Lord Janner abuse allegations: Police watchdog serves notices on 11 people
Eleven people, believed to include police officers, are under investigation over their handling of allegations against Lord Janner.
The peer, who died in December, was accused of sex offences against boys, over a 20-year period from the 1960s.
The IPCC said it had served "criminal and gross misconduct notices on 11 individuals" as part of its inquiry into Leicestershire Police.
Lord Janner's family have always denied the allegations.
The IPCC (Independent Police Complaints Commission) will examine how the force dealt with allegations of sexual abuse by the late peer and other people which were made in 1991, 2001 and 2006.
It said it had decided not to name any of those under investigation to ensure the ongoing criminal investigation is not compromised.
In January this year, criminal proceedings against Lord Janner, who was a Leicester MP, came to an end following his death.
Leicestershire Police had referred itself to the IPCC over its handling of the allegations in September 2014.
An independent inquiry by Sir Richard Henriques found police and prosecutors missed opportunities to charge Lord Janner in 1991, 2002 and 2007.

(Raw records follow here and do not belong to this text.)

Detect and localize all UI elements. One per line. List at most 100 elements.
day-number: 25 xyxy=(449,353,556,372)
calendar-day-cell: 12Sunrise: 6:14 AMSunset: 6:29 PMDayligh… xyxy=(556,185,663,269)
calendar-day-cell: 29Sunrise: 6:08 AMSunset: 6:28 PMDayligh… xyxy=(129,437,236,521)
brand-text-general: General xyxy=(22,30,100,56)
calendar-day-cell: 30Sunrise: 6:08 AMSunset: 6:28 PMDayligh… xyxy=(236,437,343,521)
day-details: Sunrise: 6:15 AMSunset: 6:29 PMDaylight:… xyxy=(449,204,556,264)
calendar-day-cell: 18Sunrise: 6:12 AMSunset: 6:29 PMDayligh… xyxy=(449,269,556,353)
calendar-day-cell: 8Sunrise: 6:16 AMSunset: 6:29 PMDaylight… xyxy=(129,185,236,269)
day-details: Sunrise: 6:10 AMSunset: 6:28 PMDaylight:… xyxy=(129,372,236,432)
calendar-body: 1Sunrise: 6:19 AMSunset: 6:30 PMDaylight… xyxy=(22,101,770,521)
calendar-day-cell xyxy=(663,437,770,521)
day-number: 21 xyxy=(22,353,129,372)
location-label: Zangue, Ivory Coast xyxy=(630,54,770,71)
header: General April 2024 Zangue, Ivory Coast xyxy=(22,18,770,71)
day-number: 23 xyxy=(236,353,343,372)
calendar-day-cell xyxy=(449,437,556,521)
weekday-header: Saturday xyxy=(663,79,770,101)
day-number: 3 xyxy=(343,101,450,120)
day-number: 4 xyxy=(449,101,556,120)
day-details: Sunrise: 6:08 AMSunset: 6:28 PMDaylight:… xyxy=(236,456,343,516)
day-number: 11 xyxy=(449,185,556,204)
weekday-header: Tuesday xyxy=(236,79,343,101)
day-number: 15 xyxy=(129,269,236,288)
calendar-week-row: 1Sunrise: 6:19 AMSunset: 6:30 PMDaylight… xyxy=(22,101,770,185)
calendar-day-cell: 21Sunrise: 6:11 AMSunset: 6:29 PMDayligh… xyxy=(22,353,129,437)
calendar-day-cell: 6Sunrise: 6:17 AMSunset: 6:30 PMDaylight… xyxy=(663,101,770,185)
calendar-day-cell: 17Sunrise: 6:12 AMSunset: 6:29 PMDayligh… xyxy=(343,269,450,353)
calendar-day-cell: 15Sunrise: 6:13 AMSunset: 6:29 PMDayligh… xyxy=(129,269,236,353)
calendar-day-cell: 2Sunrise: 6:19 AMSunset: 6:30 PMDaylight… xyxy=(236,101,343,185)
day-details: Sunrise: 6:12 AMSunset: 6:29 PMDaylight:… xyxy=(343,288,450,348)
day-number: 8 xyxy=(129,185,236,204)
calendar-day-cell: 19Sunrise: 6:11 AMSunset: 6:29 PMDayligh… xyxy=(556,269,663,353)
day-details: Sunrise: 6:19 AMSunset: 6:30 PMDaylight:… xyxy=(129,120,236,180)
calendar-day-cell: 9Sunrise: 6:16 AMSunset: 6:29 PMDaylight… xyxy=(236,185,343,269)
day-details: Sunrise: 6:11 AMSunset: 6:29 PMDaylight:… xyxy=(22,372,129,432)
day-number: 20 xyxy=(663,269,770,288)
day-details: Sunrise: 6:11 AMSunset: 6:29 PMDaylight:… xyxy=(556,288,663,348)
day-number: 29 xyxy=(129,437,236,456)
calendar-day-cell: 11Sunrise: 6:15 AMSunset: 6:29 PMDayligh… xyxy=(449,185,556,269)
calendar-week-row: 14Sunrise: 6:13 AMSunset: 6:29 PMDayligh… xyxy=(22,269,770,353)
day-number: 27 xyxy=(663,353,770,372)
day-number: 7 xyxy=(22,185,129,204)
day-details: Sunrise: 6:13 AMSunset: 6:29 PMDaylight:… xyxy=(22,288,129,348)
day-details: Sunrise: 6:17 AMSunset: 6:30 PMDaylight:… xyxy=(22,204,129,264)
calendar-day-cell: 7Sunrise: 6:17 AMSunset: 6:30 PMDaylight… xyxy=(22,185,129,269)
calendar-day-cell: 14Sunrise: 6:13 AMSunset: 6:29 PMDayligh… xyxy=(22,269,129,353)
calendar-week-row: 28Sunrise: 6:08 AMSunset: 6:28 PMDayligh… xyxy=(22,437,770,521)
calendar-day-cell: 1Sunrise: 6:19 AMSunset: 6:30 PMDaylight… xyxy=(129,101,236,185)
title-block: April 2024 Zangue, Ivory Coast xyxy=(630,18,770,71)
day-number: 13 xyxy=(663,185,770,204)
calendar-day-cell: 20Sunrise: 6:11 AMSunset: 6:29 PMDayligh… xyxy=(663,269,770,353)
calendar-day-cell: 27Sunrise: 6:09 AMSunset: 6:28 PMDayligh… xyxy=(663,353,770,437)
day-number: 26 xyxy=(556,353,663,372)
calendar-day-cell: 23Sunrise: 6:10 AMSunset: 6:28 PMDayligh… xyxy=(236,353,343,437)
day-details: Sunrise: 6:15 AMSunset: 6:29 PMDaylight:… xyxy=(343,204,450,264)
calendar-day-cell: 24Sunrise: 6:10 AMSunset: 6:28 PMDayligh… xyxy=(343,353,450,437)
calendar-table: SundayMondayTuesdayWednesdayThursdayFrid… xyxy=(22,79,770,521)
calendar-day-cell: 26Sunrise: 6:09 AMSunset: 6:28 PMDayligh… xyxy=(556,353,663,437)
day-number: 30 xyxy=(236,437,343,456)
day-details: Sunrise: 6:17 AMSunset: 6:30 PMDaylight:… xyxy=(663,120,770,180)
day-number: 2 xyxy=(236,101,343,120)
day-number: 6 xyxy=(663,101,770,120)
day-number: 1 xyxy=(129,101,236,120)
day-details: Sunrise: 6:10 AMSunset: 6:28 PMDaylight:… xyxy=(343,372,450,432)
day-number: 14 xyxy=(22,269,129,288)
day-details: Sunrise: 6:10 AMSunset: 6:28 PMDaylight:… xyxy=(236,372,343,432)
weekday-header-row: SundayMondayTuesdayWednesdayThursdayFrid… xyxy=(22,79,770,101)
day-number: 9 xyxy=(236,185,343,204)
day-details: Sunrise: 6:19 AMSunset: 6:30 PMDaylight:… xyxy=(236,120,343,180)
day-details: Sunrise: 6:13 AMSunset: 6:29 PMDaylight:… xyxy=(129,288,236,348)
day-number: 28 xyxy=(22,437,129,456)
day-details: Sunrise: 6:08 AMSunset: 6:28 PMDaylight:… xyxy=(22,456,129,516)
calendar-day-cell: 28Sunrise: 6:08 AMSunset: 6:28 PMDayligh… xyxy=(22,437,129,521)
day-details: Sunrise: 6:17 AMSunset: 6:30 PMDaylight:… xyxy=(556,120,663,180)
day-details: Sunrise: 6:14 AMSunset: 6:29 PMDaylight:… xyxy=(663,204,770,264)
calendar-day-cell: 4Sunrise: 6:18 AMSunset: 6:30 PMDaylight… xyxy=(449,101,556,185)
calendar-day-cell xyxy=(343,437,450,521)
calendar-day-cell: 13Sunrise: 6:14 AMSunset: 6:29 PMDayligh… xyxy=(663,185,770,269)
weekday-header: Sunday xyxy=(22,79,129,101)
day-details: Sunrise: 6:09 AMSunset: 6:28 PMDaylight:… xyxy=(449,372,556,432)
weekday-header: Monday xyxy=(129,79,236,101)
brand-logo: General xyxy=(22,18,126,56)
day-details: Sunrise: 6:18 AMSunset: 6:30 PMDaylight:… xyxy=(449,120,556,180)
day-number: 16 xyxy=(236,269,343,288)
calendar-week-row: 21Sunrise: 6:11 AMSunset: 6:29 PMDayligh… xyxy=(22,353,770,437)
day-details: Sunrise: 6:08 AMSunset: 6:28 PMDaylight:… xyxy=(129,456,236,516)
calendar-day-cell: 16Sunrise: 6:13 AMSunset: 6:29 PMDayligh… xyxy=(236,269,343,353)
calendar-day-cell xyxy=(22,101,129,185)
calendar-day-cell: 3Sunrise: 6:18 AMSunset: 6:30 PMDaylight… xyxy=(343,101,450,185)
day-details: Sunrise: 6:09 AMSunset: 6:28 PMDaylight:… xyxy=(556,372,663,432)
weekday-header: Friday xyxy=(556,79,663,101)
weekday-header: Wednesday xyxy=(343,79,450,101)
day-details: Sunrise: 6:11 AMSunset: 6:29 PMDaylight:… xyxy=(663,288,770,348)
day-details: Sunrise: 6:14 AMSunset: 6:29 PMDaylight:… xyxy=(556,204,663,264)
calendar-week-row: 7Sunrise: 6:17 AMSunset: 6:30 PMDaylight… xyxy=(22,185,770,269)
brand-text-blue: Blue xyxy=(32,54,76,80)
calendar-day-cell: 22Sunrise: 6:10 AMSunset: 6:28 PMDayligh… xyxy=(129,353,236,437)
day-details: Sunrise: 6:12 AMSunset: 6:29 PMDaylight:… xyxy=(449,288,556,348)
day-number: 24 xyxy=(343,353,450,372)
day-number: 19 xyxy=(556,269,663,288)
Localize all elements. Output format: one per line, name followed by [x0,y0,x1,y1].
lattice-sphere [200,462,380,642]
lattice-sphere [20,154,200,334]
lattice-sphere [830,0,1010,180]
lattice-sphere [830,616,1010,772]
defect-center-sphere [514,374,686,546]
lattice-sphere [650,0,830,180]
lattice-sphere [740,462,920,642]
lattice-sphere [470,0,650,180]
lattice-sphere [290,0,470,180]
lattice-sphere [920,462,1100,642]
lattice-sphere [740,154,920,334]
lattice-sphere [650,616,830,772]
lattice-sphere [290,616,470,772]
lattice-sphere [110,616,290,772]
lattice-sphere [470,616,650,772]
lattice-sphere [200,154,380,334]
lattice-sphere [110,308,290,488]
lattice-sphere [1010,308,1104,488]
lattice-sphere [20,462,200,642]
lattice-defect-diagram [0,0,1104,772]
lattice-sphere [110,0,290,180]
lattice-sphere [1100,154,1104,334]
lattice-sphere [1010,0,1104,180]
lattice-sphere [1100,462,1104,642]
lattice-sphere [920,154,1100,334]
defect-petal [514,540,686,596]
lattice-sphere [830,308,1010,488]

The inquiry found the 1991 decision not to charge him was "wrong" as there was enough evidence against him to provide "a realistic prospect of conviction" for indecent assault and one other serious sexual offence.
In 2002, allegations against Lord Janner were not supplied by the police to the Crown Prosecution Service, and as a result no prosecution was possible, the inquiry said.
In 2007 Lord Janner should have been arrested and his home searched, because there was "sufficient evidence to prosecute" for indecent assault and one other serious sexual offence, the inquiry also concluded.
The Goddard Inquiry into Child Sexual Abuse is conducting its own investigation into allegations of abuse involving Lord Janner, and the "institutional responses to those allegations."
A preliminary hearing is due to take place on Tuesday.
Leicestershire Police said in a statement it was aware of the investigation's progress but it would be "inappropriate" to comment at this stage.